Well, this blog post is only a few weeks late. Fortunately my excitement hasn’t waned: I’m psyched to write about a project I’ve effectively been working on since May of this year.

I’m working with John, Kaleigh, and David on a new testing framework for deep reinforcement learning. We presented a version of the work at NeurIPS this year, and are submitting it to a software engineering conference soon. It’s called ~~ Toybox ~~, it’s written in Rust, and there’s more cool information about it on my Projects page.

Context: My below the fold backstory

Alternative header: Yes, yes, the past two years have been a crapshoot for everyone, I’m not special.

2017 was a rough year for me. Hell, the past three years have all been rough in some capacity. However, in November 2016, it was like a switch flipped and all coins were suddenly weighted. At some point I may write more about specifics, but let’s just say that for a while starting that November, it felt like there was no choice I could make that wouldn’t lead to a dreadful outcome. I’m someone who values agency in my life and (apparently rather foolishly) believes that everyone is a rational actor. It didn’t help that the rest of the world also felt like things went upside-down.

As a consequence of some professional turmoil, my research progress slowed. Well…kind of. I certainly kept working at my usual pace, but my topic was a slog and the political situation around it was very stressful to deal with. I started running much more seriously and found it was pretty much the only way I could manage the near daily dose of what I now view as comically batshit shoes dropping.
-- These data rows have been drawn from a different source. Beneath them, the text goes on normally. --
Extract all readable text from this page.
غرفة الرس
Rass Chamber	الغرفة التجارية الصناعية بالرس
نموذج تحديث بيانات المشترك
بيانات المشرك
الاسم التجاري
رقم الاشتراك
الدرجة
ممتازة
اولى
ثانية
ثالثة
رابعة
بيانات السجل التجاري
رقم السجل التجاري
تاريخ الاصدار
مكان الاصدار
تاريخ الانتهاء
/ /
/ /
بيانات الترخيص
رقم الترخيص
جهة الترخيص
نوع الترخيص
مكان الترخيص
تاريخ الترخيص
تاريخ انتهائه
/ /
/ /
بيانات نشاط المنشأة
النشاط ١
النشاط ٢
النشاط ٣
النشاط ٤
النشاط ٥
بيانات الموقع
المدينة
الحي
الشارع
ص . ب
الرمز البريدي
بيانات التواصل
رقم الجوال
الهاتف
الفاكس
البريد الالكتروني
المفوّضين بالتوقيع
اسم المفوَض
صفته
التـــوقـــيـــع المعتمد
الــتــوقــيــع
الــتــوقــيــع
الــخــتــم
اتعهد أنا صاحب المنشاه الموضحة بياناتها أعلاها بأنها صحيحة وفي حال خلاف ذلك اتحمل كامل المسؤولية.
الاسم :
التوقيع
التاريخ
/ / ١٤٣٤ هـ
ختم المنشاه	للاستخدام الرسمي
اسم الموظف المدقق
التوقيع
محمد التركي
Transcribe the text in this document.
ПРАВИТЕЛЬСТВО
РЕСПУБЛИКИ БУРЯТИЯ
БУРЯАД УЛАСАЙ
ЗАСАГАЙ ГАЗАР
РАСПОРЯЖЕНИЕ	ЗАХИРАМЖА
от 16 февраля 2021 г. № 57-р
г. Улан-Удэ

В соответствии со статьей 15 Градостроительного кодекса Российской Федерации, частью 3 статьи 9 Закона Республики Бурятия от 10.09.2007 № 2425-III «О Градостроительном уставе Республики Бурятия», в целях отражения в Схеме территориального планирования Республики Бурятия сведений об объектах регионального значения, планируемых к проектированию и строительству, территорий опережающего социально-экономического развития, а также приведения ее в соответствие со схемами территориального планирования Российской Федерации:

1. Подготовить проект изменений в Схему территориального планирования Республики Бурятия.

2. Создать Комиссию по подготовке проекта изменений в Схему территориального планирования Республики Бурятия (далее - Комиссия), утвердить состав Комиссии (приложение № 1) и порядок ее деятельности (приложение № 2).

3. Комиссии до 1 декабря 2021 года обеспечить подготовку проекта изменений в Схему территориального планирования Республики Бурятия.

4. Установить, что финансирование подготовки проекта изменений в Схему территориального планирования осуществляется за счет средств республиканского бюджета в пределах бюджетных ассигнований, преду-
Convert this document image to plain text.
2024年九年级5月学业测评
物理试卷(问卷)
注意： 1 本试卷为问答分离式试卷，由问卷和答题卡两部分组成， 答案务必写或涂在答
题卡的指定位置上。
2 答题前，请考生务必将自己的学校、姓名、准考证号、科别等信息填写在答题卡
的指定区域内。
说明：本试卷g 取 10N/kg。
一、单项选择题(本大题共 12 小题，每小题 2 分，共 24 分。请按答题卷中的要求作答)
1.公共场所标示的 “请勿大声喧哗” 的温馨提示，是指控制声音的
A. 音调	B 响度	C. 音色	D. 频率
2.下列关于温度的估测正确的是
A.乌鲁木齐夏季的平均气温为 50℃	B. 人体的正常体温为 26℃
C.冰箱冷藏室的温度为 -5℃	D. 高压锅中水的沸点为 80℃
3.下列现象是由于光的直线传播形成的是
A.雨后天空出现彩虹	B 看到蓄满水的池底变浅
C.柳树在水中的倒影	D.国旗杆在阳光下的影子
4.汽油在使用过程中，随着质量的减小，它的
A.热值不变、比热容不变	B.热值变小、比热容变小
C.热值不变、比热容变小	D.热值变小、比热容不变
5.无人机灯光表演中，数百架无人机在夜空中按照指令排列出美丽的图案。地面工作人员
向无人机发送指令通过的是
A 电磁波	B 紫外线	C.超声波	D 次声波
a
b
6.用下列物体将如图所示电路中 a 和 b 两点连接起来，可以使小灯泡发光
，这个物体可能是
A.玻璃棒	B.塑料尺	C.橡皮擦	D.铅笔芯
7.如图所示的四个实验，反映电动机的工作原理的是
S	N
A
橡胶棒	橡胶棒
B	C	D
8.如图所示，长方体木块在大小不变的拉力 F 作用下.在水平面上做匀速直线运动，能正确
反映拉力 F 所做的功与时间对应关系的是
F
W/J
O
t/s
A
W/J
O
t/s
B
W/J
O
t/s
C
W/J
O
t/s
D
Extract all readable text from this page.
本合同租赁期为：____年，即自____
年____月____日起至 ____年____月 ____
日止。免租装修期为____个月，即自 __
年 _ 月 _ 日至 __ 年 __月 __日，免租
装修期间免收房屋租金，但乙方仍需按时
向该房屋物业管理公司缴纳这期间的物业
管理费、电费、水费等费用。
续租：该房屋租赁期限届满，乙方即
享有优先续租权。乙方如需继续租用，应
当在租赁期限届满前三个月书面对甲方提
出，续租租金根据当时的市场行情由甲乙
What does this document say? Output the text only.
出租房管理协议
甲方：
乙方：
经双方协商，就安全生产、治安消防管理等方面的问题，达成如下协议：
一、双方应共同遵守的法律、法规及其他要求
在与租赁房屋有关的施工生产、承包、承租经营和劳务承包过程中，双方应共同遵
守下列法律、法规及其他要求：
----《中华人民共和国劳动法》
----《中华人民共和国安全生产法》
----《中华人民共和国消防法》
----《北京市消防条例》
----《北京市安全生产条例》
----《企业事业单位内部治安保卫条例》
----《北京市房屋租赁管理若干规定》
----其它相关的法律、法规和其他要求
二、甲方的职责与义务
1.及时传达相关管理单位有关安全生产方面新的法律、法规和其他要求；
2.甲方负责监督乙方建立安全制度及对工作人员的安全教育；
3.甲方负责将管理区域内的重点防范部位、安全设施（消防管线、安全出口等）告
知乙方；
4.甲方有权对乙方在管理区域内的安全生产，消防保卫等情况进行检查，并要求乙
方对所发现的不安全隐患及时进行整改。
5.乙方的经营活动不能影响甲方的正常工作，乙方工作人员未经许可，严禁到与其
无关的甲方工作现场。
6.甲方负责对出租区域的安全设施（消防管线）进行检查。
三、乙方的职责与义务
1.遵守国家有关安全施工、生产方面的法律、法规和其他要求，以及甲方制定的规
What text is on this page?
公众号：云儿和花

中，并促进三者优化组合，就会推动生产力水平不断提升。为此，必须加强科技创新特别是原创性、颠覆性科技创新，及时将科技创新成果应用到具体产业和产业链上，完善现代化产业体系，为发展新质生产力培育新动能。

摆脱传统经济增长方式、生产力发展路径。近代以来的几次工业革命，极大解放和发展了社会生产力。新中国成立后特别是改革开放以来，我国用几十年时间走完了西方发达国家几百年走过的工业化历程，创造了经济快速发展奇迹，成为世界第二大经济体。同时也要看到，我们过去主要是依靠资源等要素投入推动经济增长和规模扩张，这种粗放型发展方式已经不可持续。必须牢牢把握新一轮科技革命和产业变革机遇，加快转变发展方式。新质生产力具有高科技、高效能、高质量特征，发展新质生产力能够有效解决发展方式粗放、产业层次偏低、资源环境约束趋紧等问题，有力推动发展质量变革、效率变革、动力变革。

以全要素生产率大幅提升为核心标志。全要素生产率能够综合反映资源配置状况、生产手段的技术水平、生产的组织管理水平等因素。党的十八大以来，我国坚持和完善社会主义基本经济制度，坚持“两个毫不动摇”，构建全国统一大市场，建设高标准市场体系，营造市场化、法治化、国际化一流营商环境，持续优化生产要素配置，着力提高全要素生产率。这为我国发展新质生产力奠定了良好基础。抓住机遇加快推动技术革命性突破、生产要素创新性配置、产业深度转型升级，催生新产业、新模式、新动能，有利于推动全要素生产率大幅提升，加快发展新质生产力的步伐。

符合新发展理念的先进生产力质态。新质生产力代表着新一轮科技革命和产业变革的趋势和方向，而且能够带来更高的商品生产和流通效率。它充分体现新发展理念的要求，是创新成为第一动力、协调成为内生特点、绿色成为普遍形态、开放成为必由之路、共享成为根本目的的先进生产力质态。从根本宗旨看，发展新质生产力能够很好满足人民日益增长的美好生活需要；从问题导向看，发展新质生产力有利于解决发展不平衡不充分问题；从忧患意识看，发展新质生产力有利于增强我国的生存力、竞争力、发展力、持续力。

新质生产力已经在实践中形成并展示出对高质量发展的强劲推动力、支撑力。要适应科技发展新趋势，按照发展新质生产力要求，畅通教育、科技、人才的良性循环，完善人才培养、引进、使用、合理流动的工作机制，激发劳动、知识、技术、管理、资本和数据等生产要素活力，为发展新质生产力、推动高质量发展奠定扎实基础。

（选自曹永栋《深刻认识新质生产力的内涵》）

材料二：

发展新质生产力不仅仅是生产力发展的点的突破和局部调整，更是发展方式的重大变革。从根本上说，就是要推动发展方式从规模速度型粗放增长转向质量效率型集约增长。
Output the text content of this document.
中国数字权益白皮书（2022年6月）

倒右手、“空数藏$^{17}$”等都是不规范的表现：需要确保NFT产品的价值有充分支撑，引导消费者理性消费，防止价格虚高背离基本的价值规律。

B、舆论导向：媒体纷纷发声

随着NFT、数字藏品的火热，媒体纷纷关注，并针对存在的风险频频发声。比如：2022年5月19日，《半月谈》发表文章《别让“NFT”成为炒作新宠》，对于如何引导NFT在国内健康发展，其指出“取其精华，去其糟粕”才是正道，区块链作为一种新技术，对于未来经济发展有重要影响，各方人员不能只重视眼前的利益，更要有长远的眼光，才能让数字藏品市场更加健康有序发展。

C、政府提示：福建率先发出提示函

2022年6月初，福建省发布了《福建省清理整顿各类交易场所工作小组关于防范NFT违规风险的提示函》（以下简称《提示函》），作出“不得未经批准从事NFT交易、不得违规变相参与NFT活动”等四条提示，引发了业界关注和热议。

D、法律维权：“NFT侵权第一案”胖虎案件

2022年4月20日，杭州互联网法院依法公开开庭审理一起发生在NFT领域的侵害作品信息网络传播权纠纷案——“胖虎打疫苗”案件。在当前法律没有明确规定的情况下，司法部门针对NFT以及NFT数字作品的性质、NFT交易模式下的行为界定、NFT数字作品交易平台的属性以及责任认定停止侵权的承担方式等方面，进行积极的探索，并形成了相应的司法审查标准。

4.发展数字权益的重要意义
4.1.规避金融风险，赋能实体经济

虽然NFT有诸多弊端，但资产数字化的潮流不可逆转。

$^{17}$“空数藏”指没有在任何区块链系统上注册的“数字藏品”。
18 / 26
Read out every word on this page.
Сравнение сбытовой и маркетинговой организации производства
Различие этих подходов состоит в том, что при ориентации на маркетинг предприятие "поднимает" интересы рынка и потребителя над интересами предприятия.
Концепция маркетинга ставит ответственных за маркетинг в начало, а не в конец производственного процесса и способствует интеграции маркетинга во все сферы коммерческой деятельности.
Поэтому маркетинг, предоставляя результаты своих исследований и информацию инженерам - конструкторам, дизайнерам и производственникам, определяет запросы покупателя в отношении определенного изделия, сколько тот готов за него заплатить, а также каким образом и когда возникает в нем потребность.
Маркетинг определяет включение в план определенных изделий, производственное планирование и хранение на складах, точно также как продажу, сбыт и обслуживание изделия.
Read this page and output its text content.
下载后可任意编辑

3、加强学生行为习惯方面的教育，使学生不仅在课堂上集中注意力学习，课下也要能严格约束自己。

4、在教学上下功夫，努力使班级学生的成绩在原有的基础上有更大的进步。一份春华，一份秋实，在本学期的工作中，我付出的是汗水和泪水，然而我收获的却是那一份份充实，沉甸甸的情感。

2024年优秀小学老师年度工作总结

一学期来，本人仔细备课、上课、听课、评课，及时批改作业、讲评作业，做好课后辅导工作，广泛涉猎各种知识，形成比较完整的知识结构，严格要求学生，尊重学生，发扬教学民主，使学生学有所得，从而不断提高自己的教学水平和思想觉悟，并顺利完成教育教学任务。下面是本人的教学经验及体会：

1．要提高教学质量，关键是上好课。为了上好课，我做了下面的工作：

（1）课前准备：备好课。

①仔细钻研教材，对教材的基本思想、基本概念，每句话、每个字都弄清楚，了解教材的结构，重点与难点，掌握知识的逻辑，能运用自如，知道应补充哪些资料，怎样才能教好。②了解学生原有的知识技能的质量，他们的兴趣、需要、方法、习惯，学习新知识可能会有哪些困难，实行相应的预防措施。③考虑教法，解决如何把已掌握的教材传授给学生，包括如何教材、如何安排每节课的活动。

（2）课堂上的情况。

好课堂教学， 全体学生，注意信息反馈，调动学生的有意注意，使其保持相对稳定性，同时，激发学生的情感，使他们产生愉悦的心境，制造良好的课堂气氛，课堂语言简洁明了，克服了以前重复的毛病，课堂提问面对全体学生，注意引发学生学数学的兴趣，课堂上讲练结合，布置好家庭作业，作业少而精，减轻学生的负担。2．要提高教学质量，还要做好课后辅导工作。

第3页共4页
I enjoyed TAing CS240 again in Spring 2017, and it was great relief to find fufillment from something other than my research topic. Given various resource constraints (time, money, compute, sanity), I didn’t have bandwidth to do much research that semester anyway. That summer, I did some project assistant work related to education and started picking up the pace, research-wise again. I then TAed the graduate Logic course in Fall of 2018 and had a bike accident during the 2018 Bike Fest in September. This was not great timing, given that running remained my prime source of stress relief. Nonetheless, I was able to submit a conference paper (it was rejected – this was the second time). During all of 2017, I worked quite a lot on my dissertation proposal and yes, Virginia, I do believe this was a painful waste of my time. Live and learn.

In Spring 2018, I co-taught 240. This is a required course for the undergraduate major. I have a lot to say about that experience, which I will save for another post, but the important part for this post is that prepping courses is super time consuming and teaching well is at least 70% social work. I think about 10% of my class was in some kind of crisis at any given time, which for a class of 180 students is the size of a full liberal arts college class. I have many thoughts regarding this, but for now – definitely no research happening!

Anyway, that brings me to May of this year…

Hello, XAI!

In Fall 2017, I began sitting in the Knowledge Discovery Lab, where a bunch of awesome people are working on explainable AI. As a lab, KDL specializes in causal inference, empirical methods, and relational learning. Folks in the lab have had a growing interest in collaboration possiblities with systems folks. One of their most recent projects has been to use systems data for evaluating causal inference metrics (see Amanda Gentzel’s work). They are also addressing some really interesting work in probabilistic programming languages – specifically pertaining to whether PPLscan express causal models that aren’t expressible as causal graphical models (see Sam Witty’s work).

As for where I fit into this, I’m bringing the systems brawn and knowledge of experimentation system minutae to the XAI project. We have a few more systems-y projects in the pipeline and I’m pretty pumped to write about about them soon!